EnBW richtete Bürgerfest für Gemeinde Klausdorf aus

Für die Grundsteinlegung war es zu spät, die Bauleute waren zu schnell, und das Richtfest wird in erst in 14 Tagen sein, so haben wir die Bürger der Gemeinde Klausdorf zu einem Bürgerfest eingeladen, sagte Dr. Werner Götz, Geschäftsführer der EnBW, Erneuerbare Energien, aus Stuttgart. Fürs leibliche Wohl war bestens gesorgt den ganzen Tag und der Shantychor der Reriker Heulbojen sorgten für maritime, musikalische Umterhaltung.
Die EnBW plant vier Offshore Projekte in Nord- und Ostsee mit insgesamt 1200 Megawatt zu realisieren. EnBW Baltic 1 wird als erster kommerzieller Offshore-Windpark bereits Ende des Jahres ans Netzt gehen. 16 Kilometer vor der Küste werden die 21 Windkraftanlagen Strom für 50 000 Haushalte erzeugen. Die zukünftige Servicestation in Barhöft wird die Leitwarte und den Servicestützpunkt beherbergen. Von hier aus wird der operative Betrieb von EnBW Baltic 1 überwacht sowie Wartungs- und Instandhaltungsarbeiten vorgenommen.

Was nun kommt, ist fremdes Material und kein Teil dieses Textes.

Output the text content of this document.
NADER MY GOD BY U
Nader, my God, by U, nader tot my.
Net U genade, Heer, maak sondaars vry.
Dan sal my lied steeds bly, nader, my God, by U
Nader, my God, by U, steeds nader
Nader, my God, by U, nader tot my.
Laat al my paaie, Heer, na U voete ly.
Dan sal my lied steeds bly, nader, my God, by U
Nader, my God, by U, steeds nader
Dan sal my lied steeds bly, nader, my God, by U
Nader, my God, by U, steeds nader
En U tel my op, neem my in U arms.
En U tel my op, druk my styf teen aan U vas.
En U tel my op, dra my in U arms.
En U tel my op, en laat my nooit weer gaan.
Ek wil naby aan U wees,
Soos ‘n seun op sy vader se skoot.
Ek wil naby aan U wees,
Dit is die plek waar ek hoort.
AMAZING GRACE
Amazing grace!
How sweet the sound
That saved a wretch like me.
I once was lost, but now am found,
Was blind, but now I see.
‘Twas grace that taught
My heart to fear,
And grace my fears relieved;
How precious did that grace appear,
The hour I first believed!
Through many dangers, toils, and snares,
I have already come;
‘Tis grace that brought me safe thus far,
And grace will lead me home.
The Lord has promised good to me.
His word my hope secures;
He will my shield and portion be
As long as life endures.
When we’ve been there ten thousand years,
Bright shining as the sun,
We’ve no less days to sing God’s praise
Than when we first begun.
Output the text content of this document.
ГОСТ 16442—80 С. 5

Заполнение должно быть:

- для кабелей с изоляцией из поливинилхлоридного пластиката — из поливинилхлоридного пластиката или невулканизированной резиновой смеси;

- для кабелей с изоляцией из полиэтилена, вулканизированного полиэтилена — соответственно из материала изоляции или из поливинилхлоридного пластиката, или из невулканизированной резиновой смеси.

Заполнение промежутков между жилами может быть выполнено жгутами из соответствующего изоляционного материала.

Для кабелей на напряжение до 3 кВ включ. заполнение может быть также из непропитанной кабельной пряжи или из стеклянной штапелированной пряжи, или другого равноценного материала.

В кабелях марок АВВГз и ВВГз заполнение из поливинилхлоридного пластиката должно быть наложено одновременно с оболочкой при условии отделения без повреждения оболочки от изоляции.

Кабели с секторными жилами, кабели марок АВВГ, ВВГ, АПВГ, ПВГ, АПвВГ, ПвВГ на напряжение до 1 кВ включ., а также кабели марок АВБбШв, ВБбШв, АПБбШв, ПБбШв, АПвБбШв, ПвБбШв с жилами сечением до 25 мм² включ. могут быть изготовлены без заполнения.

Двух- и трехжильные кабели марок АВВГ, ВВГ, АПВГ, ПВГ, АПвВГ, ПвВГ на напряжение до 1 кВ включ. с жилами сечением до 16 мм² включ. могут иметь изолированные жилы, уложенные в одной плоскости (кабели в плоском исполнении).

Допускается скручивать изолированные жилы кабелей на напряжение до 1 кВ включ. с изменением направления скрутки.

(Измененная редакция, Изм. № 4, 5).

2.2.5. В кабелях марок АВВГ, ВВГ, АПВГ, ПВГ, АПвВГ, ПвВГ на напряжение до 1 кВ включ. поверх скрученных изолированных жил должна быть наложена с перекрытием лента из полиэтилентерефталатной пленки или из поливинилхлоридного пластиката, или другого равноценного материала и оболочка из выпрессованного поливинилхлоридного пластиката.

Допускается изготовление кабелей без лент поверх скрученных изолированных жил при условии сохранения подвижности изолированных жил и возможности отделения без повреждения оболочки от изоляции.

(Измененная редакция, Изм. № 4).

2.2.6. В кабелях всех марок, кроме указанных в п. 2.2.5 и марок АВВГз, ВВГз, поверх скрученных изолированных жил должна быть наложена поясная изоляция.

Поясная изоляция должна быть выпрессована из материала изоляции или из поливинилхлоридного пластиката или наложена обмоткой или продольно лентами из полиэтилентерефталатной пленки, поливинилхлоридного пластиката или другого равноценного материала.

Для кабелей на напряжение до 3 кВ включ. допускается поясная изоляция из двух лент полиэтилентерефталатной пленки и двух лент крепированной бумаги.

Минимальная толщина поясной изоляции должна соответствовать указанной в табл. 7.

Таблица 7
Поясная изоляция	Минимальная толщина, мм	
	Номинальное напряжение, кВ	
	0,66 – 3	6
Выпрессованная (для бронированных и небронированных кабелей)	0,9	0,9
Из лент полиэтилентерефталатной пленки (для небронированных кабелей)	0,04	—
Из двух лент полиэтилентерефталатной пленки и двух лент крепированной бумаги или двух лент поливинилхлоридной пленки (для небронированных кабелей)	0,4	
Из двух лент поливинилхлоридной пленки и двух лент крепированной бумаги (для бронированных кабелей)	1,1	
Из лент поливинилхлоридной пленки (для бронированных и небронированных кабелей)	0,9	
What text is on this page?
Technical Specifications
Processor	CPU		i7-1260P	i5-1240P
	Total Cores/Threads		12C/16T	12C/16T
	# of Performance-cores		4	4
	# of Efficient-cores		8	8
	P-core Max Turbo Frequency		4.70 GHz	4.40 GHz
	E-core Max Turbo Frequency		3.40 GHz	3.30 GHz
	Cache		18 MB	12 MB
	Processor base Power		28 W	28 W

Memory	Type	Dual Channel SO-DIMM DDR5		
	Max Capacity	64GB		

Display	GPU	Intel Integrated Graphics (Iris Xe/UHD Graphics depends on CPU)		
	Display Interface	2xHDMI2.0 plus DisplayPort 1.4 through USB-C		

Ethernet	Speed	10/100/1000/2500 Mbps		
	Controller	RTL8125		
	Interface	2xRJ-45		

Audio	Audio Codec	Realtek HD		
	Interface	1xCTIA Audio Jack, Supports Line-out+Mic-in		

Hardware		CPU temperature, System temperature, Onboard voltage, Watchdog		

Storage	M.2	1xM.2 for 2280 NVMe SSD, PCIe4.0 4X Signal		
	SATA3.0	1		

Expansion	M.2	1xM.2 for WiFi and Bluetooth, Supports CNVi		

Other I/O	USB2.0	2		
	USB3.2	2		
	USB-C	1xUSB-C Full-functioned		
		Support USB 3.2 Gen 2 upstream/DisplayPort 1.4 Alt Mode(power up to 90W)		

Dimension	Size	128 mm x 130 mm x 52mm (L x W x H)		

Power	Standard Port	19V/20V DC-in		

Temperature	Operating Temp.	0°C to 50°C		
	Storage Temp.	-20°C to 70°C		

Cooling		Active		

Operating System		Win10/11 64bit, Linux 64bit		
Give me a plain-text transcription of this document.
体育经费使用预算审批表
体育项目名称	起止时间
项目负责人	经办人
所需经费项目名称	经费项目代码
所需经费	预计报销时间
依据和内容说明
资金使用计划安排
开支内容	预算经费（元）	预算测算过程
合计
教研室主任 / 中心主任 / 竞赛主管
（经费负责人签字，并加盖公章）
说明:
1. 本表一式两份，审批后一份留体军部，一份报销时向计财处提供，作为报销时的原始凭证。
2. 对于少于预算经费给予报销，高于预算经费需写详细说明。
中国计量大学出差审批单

Am 21. Juli 2009 haben wir ein gemeinsames Gespräch geführt mit der Firma zum Bau einer Leitwarte und Servicerstation in Barhöft, zur Betreibung des Offshorewindparks EnBW Baltic 1 in der Ostsee, wo das Projekt in 15 Monaten umgesetzt sein sollte, so Bürgermeister Thomas Reichenbach rückblickend. War Landrat Ralf Drescher zu Anbeginn etwas skeptisch, begrüßt er doch die schnelle Realisierung des Projektes und die wirtschaftliche Ansiedlung. Als Tourismusland wird hier sowieso Wert auf erneuerbare Energien gelegt.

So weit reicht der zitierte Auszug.